Читаем Автопортрет: Роман моей жизни полностью

Первая книга

Читать я научился лет в шесть, и первой прочитанной фразой, как, может быть, помнит читатель, была благодарность товарищу Сталину за мое счастливое детство. После этого до девяти лет я читал только вывески магазинов, рекламные плакаты, призывы ВКП(б), короткие тексты из детских книжек и в первом классе чтото несложное вроде рассказа «Филиппок» Толстого. В большие книги не заглядывал и даже не предполагал, что их, такие толстые, можно читать от начала до конца. Но однажды, уже наслушавшись в бабушкином чтении Евангелия, раскрыл «Школу» Аркадия Гайдара, прочел первую фразу: «Городок наш Арзамас был тихий, весь в садах», — и не смог оторваться. А закончив, испытал большое огорчение, что повесть закончилась так быстро, и начал читать с начала.

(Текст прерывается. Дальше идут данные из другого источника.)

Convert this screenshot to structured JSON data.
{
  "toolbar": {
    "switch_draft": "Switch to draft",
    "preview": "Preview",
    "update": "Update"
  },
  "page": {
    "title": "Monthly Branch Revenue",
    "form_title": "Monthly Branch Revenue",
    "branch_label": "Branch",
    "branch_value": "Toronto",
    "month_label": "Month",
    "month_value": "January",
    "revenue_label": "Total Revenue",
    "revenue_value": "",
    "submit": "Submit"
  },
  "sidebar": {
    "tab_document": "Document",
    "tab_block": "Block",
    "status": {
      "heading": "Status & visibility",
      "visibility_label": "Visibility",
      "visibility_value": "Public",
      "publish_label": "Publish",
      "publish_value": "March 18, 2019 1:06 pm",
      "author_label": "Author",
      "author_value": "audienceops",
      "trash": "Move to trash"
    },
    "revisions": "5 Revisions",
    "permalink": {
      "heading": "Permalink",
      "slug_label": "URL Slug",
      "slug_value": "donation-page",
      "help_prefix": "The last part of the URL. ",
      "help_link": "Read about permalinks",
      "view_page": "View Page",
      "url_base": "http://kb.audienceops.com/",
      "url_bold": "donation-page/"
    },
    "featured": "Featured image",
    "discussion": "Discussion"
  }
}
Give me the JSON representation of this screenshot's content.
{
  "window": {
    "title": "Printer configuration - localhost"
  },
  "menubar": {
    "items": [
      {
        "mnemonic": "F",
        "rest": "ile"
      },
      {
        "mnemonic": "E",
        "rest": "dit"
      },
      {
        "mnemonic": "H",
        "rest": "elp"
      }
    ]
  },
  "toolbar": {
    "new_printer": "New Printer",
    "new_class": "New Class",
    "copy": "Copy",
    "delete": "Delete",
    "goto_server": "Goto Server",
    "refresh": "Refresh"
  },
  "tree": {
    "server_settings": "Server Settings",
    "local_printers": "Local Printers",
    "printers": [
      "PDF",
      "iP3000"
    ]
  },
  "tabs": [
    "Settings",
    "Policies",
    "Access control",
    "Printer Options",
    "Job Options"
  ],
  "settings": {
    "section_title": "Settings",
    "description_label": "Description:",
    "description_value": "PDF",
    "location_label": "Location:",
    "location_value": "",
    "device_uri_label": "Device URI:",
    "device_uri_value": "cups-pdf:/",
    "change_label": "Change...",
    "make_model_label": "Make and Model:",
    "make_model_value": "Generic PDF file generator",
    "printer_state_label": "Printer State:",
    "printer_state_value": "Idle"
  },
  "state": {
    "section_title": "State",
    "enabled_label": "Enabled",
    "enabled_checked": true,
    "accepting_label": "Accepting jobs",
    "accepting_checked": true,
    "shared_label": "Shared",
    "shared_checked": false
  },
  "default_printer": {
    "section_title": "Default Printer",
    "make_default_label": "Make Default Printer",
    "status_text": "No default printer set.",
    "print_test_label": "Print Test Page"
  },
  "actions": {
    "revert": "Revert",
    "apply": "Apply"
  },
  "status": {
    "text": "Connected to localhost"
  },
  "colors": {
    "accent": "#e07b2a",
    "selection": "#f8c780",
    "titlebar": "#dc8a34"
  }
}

Я без конца перечитывал эту книгу, она для меня стала второй действительностью, в которую я убегал из безликой жизни среди снегов. Если представить себе, что жил бы я в городской квартире теперешнего времени с телевизором, компьютером и доступом к Интернету, стал бы я читать книги, как я их читал? Сомневаюсь. А тогда я «Школу» перечитал несколько раз, и, возможно, мне ее одной хватило бы на все время пребывания нашего на хуторе. Но, зайдя однажды к соседям, тоже эвакуированным, я увидел у них на подоконнике несколько поставленных в ряд томов. Я спросил, можно ли взять чтонибудь почитать. Хозяйка спросила, что именно. Я долго не думал и ткнул пальцем в название, которое показалось мне привлекательнее других, — «Война и мир». «А не рано ли тебе такое читать?» — спросила меня дочь хозяйки, взрослая девушка. «Нет, — сказал я, — не рано».

Конечно, весь роман был мне еще не по силам. Какието куски казались скучными, я их пропускал. Когда попадались французские монологи, лень было читать перевод. Мне, между прочим, понравились описания не только войны, но и мира. Например, сцена приема Пьера Безухова в масоны или разговоры Наташи Ростовой и Сони. В общем, чтото пропуская, я прочел роман от начала до конца и с тех пор стал очень жадным читателем.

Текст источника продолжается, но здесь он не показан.